The Piano Concerto was less involving. Whilst there was no doubting Simon Trpčeski’s mastery of the notes, his thunderous approach frequently bordered on the coarse side to create a grandiose battle-royal between piano and orchestra but with little interaction between the two protagonists. There were occasional moments where one felt a genuine musical impulse, for instance the simplicity of the Andantino’s opening with Samuel Coles’s affecting flute perfectly matched by the pianist and the murmuring strings but all-too-soon this was vitiated when we reached the flickering ‘firefly’ music which was attacked with undisguised ferocity.
The Finale’s fireworks led to an encore, a most unusual one dedicated by Trpčeski to the memory of Lorin Maazel with whom he had played this Concerto in 2009 (to the date).
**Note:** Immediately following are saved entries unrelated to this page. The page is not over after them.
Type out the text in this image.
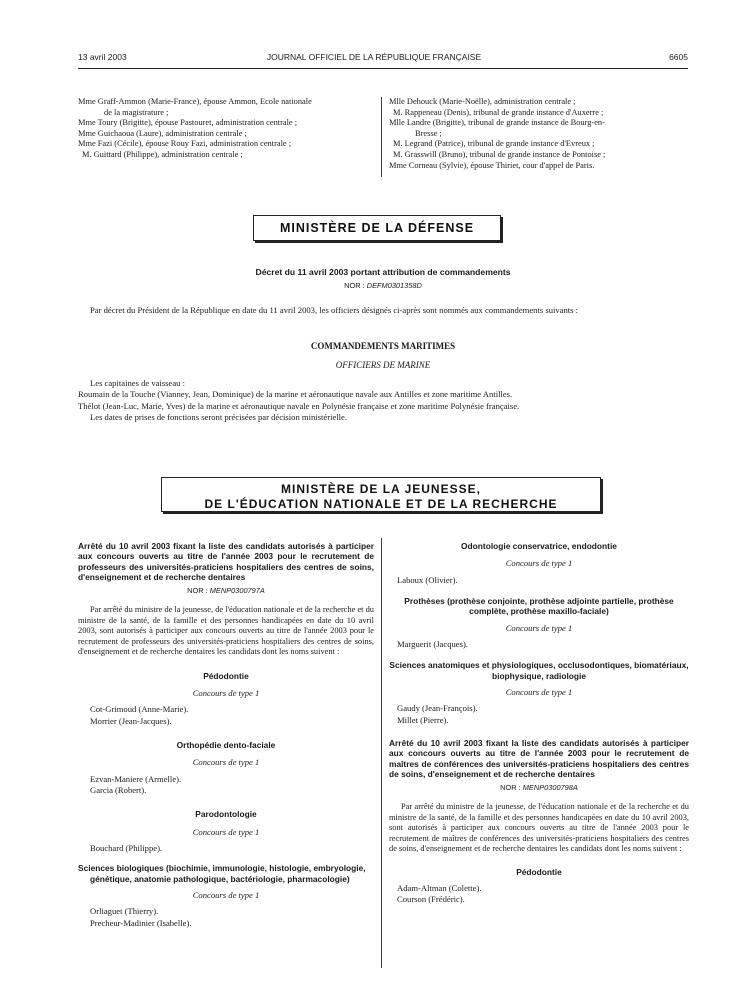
13 avril 2003	JOURNAL OFFICIEL DE LA RÉPUBLIQUE FRANÇAISE	6605

Mme Graff-Ammon (Marie-France), épouse Ammon, Ecole nationale

de la magistrature ;

Mme Toury (Brigitte), épouse Pastouret, administration centrale ;

Mme Guichaoua (Laure), administration centrale ;

Mme Fazi (Cécile), épouse Rouy Fazi, administration centrale ;

M. Guittard (Philippe), administration centrale ;

Mlle Dehouck (Marie-Noëlle), administration centrale ;

M. Rappeneau (Denis), tribunal de grande instance d'Auxerre ;

Mlle Landre (Brigitte), tribunal de grande instance de Bourg-en-

Bresse ;

M. Legrand (Patrice), tribunal de grande instance d'Evreux ;

M. Grasswill (Bruno), tribunal de grande instance de Pontoise ;

Mme Corneau (Sylvie), épouse Thiriet, cour d'appel de Paris.

MINISTÈRE DE LA DÉFENSE
Décret du 11 avril 2003 portant attribution de commandements
NOR : DEFM0301358D
Par décret du Président de la République en date du 11 avril 2003, les officiers désignés ci-après sont nommés aux commandements suivants :
COMMANDEMENTS MARITIMES
OFFICIERS DE MARINE

Les capitaines de vaisseau :

Roumain de la Touche (Vianney, Jean, Dominique) de la marine et aéronautique navale aux Antilles et zone maritime Antilles.

Thélot (Jean-Luc, Marie, Yves) de la marine et aéronautique navale en Polynésie française et zone maritime Polynésie française.

Les dates de prises de fonctions seront précisées par décision ministérielle.

MINISTÈRE DE LA JEUNESSE,
DE L'ÉDUCATION NATIONALE ET DE LA RECHERCHE

Arrêté du 10 avril 2003 fixant la liste des candidats autorisés à participer aux concours ouverts au titre de l'année 2003 pour le recrutement de professeurs des universités-praticiens hospitaliers des centres de soins, d'enseignement et de recherche dentaires

NOR : MENP0300797A

Par arrêté du ministre de la jeunesse, de l'éducation nationale et de la recherche et du ministre de la santé, de la famille et des personnes handicapées en date du 10 avril 2003, sont autorisés à participer aux concours ouverts au titre de l'année 2003 pour le recrutement de professeurs des universités-praticiens hospitaliers des centres de soins, d'enseignement et de recherche dentaires les candidats dont les noms suivent :

Pédodontie

Concours de type 1

Cot-Grimoud (Anne-Marie).

Morrier (Jean-Jacques).

Orthopédie dento-faciale

Concours de type 1

Ezvan-Maniere (Armelle).

Garcia (Robert).

Parodontologie

Concours de type 1

Bouchard (Philippe).

Sciences biologiques (biochimie, immunologie, histologie, embryologie, génétique, anatomie pathologique, bactériologie, pharmacologie)

Concours de type 1

Orliaguet (Thierry).

Precheur-Madinier (Isabelle).

Odontologie conservatrice, endodontie

Concours de type 1

Laboux (Olivier).

Prothèses (prothèse conjointe, prothèse adjointe partielle, prothèse complète, prothèse maxillo-faciale)

Concours de type 1

Marguerit (Jacques).

Sciences anatomiques et physiologiques, occlusodontiques, biomatériaux, biophysique, radiologie

Concours de type 1

Gaudy (Jean-François).

Millet (Pierre).

Arrêté du 10 avril 2003 fixant la liste des candidats autorisés à participer aux concours ouverts au titre de l'année 2003 pour le recrutement de maîtres de conférences des universités-praticiens hospitaliers des centres de soins, d'enseignement et de recherche dentaires

NOR : MENP0300798A

Par arrêté du ministre de la jeunesse, de l'éducation nationale et de la recherche et du ministre de la santé, de la famille et des personnes handicapées en date du 10 avril 2003, sont autorisés à participer aux concours ouverts au titre de l'année 2003 pour le recrutement de maîtres de conférences des universités-praticiens hospitaliers des centres de soins, d'enseignement et de recherche dentaires les candidats dont les noms suivent :

Pédodontie

Adam-Altman (Colette).

Courson (Frédéric).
Trpčeski was joined by Samuel and Timothy Walden (principal cellist) for two of the variations from the second movement of Tchaikovsky’s A-minor Piano Trio – a pleasure in the simple act of making music together.
In the Prokofiev, it would be idle to pretend that Chan conjured the gossamer delicacy of ‘Juliet as a Young Girl’ or the titanic waves of string sound needed for ‘Juliet’s Funeral’ but what it lacked in sophistication was made up for in fervour and devotion. Chan has a clear and effective stick technique, and has internalised this music to the point where she is able to highlight frequently obscured detail. With the Philharmonia giving its collective all, there were also some particularly fine individual contributions, not least Antoine Siguré’s outstanding timpani-playing. Occasionally balances went awry at climaxes but better a dash of youthful enthusiasm than aged calculation. Evidently Elim Chan has come a long way since her Flick win and from next season the Royal Scottish National Orchestra has acquired an impressive Principal Guest Conductor.